Bugün Ulusal Kurtuluş Savaşımızın kahramanlarından Hasan Tahsin'i ilk kurşunu atışının ve ardından şehit edilişinin 98'inci yılında büyük bir onurla anıyoruz.
15 Mayıs 1919. İtilaf Devletleri’nin onayıyla Yunan ordusu İzmir'i işgâl ediyor.
15 Mayıs 1919'da onun attığı ilk kurşun vatanın neredeyse tamamının işgâlden kurtulması için ilk kıvılcımı ateşledi. O ilk kıvılcımdan 4 gün sonra Samsun'dan başlayan kurtuluş mücadelesi 9 Eylül 1922'de yine bu kentte sona erdi. Hükûmet Konağına yeniden Türk Bayrağı çekildi. Geldikleri gibi gittiler.
15 Mayıs 1919. Sabah 07.30 suları. Sabah saat 09.00'a doğru, Pasaport Limanına Yunan gemileri çıkarma yapmaya başlamıştı. İzmirli Rumlar, ellerinde Yunan bayraklarıyla orduyu karşılıyor, gemilerden inen askerler işgal edecekleri mahallelere dağılmak üzere hazırlanıyorlardı. Yunan askerlerinin yürüyüşe geçtiği sırada, Hukuk-u Beşer Gazetesi Başyazarı Hasan Tahsin bir anda kalabalığın arasından sıyrılarak ön tarafa geçti... Ruhu bağımsızlık ateşiyle yanıyordu. Gördüklerini daha fazla kaldıramadı. Ve o tarihi kurşunu sıktı.
Hasan Tahsin, gerçek adı Osman Nevres, ülkemizin düşman işgali sırasında yaptığı konuşmalar, yazılar ve hazırladığı bildirilerle direnen, halkı aydınlatan bununla yetinmeyerek düşmana ilk kurşunu sıkan ve orada şehit edilen kahraman. Bir gazeteci.
Hasan Tahsin orada şehit edilse de, o kurşunun yaktığı ateş ile Kurtuluş Savaşı zaferle sonuçlandı.
İzmir’in işgâli ve ilk kurşunla Anadolu'nun dört bir yanından tepkiler yükselmiş, Türk halkında direnme, işgâllere karşı koyma bilinci uyanmıştı.
İlk kurşun Milli Mücadelenin simgesidir. İzmir de aydınlığın.
Hasan Tahsin ve Ulusal Kurtuluş Savaşı şehitlerimizi bir kez daha saygı ve minnetle anıyoruz.
Ancak...
Aradan neredeyse bir asır geçse de bu coğrafyada gazetecilik yapmak hala çok zor.
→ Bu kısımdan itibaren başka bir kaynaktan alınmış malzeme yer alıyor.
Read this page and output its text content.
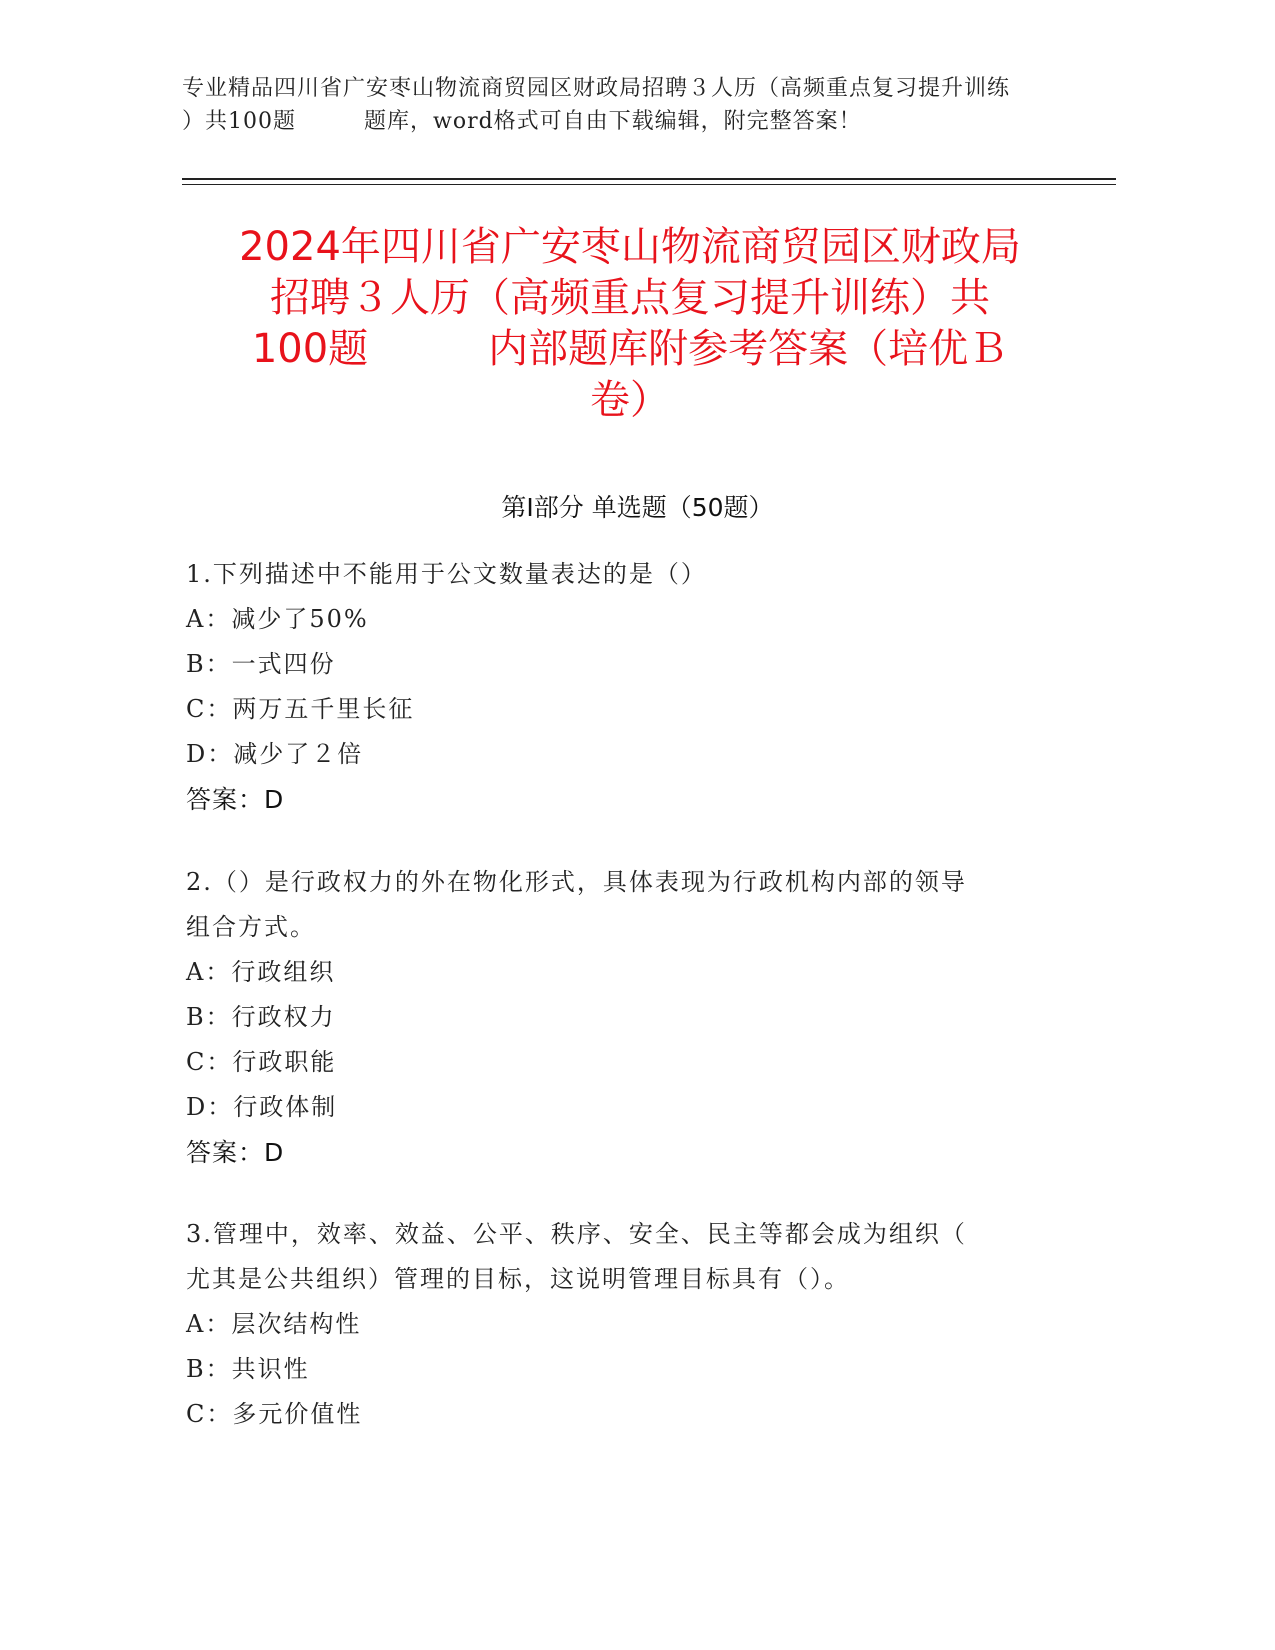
专业精品四川省广安枣山物流商贸园区财政局招聘３人历（高频重点复习提升训练
）共100题	题库，word格式可自由下载编辑，附完整答案！
2024年四川省广安枣山物流商贸园区财政局
招聘３人历（高频重点复习提升训练）共
100题	内部题库附参考答案（培优Ｂ
卷）
第Ⅰ部分 单选题（50题）
1.下列描述中不能用于公文数量表达的是（）
A：减少了50%
B：一式四份
C：两万五千里长征
D：减少了２倍
答案：D
2.（）是行政权力的外在物化形式，具体表现为行政机构内部的领导
组合方式。
A：行政组织
B：行政权力
C：行政职能
D：行政体制
答案：D
3.管理中，效率、效益、公平、秩序、安全、民主等都会成为组织（
尤其是公共组织）管理的目标，这说明管理目标具有（）。
A：层次结构性
B：共识性
C：多元价值性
Giderek daha da zorlaşıyor. Ülkemiz adeta bir gazeteci hapishanesine dönüştürüldü. 159 gazeteci parmaklıklar ardında. Yazmaları, konuşmaları engelleniyor. Gazetecilik yapmak suç olarak görülüyor. Halka gerçekleri söylemek, doğru haberleri aktarmak çok zor bir hal aldı.
Türkiye’de ve dünyada basın özgürlüğünü, düşünce ve ifade özgürlüğünü, halkın haber alma hakkını savunan gazeteciler, çeşitli saldırılara maruz kalmaya devam ediyor.
Bizleri işgâlden kurtaran Türkiye Cumhuriyeti'nin kurucusu Mustafa Kemal Atatürk'e ağza alınmayacak hakaretler ediliyor ve bunlar yayınlanıyor. Bunu kabul etmiyoruz. Atatürk'e ve Kurtuluş Savaşı kahramanlarına hakaret edenleri kınıyoruz.
Ülkemiz zor günlerden geçiyor. Bize düşen bu zorlukları yenebilmek için ayrılmadan, ayrışmadan birlik içinde olmaktır.
Tarih bizlere birlik içinde nasıl ulus olabileceğimizi göstermiştir. Bugün de bütün zorlukları birlikte aşacağız.
Bizler, Hasan Tahsin ve Cumhuriyet ruhunu ilk günkü inançla yaşatmayı sürdürecek ve mücadeleye devam edeceğiz.